Sicher könnte man Thalbach vorhalten, daß ihr Comic-Theater über Lessings hintergründige Sprachspiele schonungslos hinwegrollt, aber dieser Einwand wäre nur dann einer, wenn man das Gefühl hätte, die Schauspieler würden gern anders als sie dürfen. Und dieses Gefühl hat man hier nicht einen Moment lang.

Der Wahnsinn ist von größter Selbstverständlichkeit, und die Gelassenheit der Schauspieler hat mit dem Bewußtsein zu tun, daß wirkliche Komik nur dort entsteht, wo die Lebenslage für die Menschen insgesamt noch zu verbessern wäre.

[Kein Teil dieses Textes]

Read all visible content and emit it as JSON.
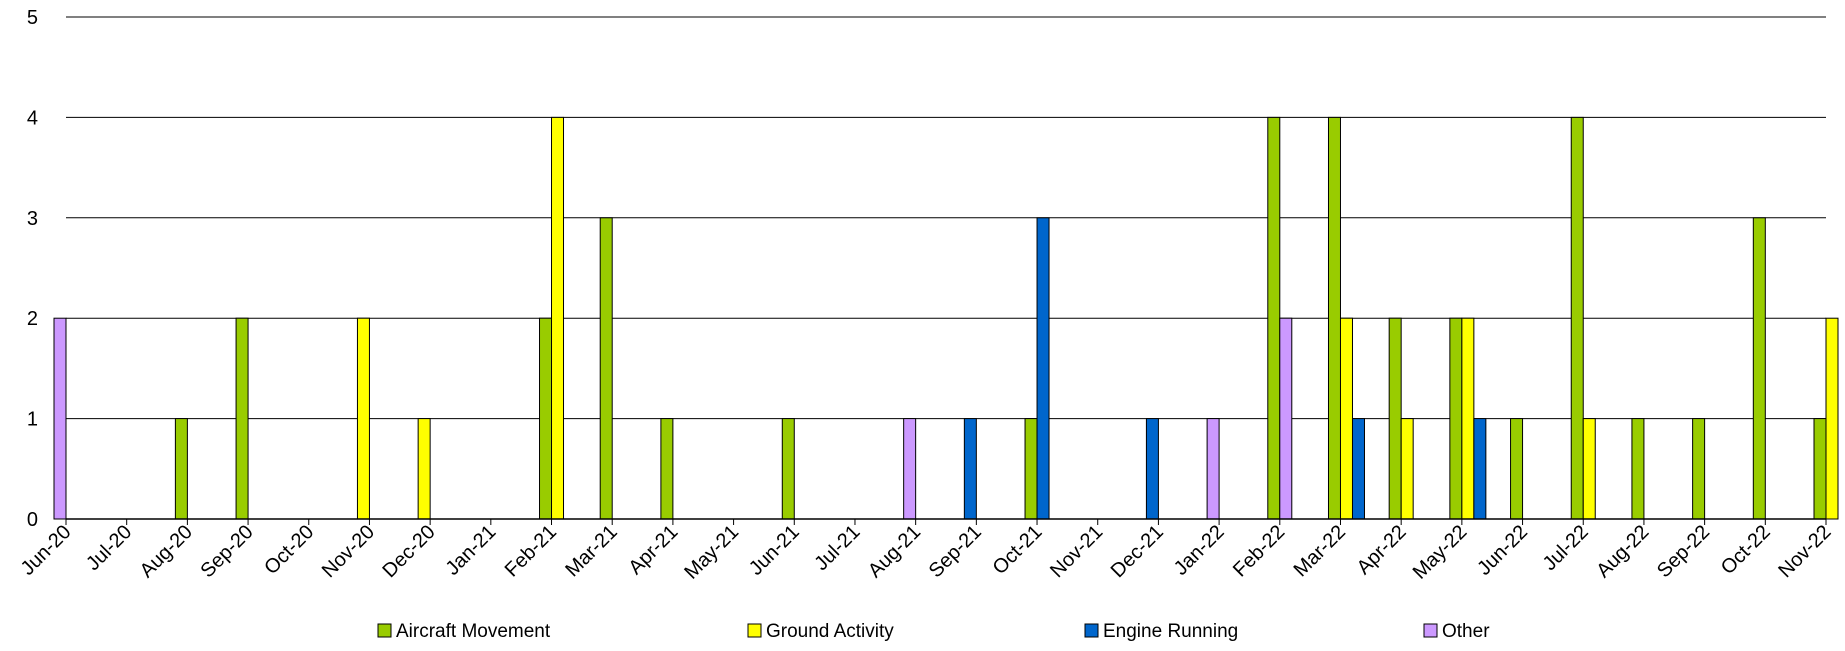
{
  "chart_data": {
    "type": "bar",
    "categories": [
      "Jun-20",
      "Jul-20",
      "Aug-20",
      "Sep-20",
      "Oct-20",
      "Nov-20",
      "Dec-20",
      "Jan-21",
      "Feb-21",
      "Mar-21",
      "Apr-21",
      "May-21",
      "Jun-21",
      "Jul-21",
      "Aug-21",
      "Sep-21",
      "Oct-21",
      "Nov-21",
      "Dec-21",
      "Jan-22",
      "Feb-22",
      "Mar-22",
      "Apr-22",
      "May-22",
      "Jun-22",
      "Jul-22",
      "Aug-22",
      "Sep-22",
      "Oct-22",
      "Nov-22"
    ],
    "series": [
      {
        "name": "Aircraft Movement",
        "color": "#99cc00",
        "values": [
          0,
          0,
          1,
          2,
          0,
          0,
          0,
          0,
          2,
          3,
          1,
          0,
          1,
          0,
          0,
          0,
          1,
          0,
          0,
          0,
          4,
          4,
          2,
          2,
          1,
          4,
          1,
          1,
          3,
          1
        ]
      },
      {
        "name": "Ground Activity",
        "color": "#ffff00",
        "values": [
          0,
          0,
          0,
          0,
          0,
          2,
          1,
          0,
          4,
          0,
          0,
          0,
          0,
          0,
          0,
          0,
          0,
          0,
          0,
          0,
          0,
          2,
          1,
          2,
          0,
          1,
          0,
          0,
          0,
          2
        ]
      },
      {
        "name": "Engine Running",
        "color": "#0066cc",
        "values": [
          0,
          0,
          0,
          0,
          0,
          0,
          0,
          0,
          0,
          0,
          0,
          0,
          0,
          0,
          0,
          1,
          3,
          0,
          1,
          0,
          0,
          1,
          0,
          1,
          0,
          0,
          0,
          0,
          0,
          0
        ]
      },
      {
        "name": "Other",
        "color": "#cc99ff",
        "values": [
          2,
          0,
          0,
          0,
          0,
          0,
          0,
          0,
          0,
          0,
          0,
          0,
          0,
          0,
          1,
          0,
          0,
          0,
          0,
          1,
          2,
          0,
          0,
          0,
          0,
          0,
          0,
          0,
          0,
          0
        ]
      }
    ],
    "y_ticks": [
      "0",
      "1",
      "2",
      "3",
      "4",
      "5"
    ],
    "ylim": [
      0,
      5
    ],
    "grid": true,
    "legend_position": "bottom"
  }
}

Goethe soll über Lessing gesagt haben, daß dieser sich eben deshalb in einem „zerstreuten Wirtshaus- und Weltleben gefallen“ habe, weil sein „mächtig arbeitendes Inneres stets ein gewaltiges Gegengewicht brauchte“. Genau in diesem Sinne haben Thalbach und ihre Schauspieler Lessing verstanden.

Gotthold Ephraim Lessing: Minna von Barnhelm . Regie: Katharina Thalbach. Bühne: Igael Tumarkin. Mit Sabine Orléans, Oliver Stern, Guntbert Warns, Peter Lohmeyer, Markus Völlenklee. Schiller Theater Berlin. Nächste Aufführungen: 26., 29., 30. Juni.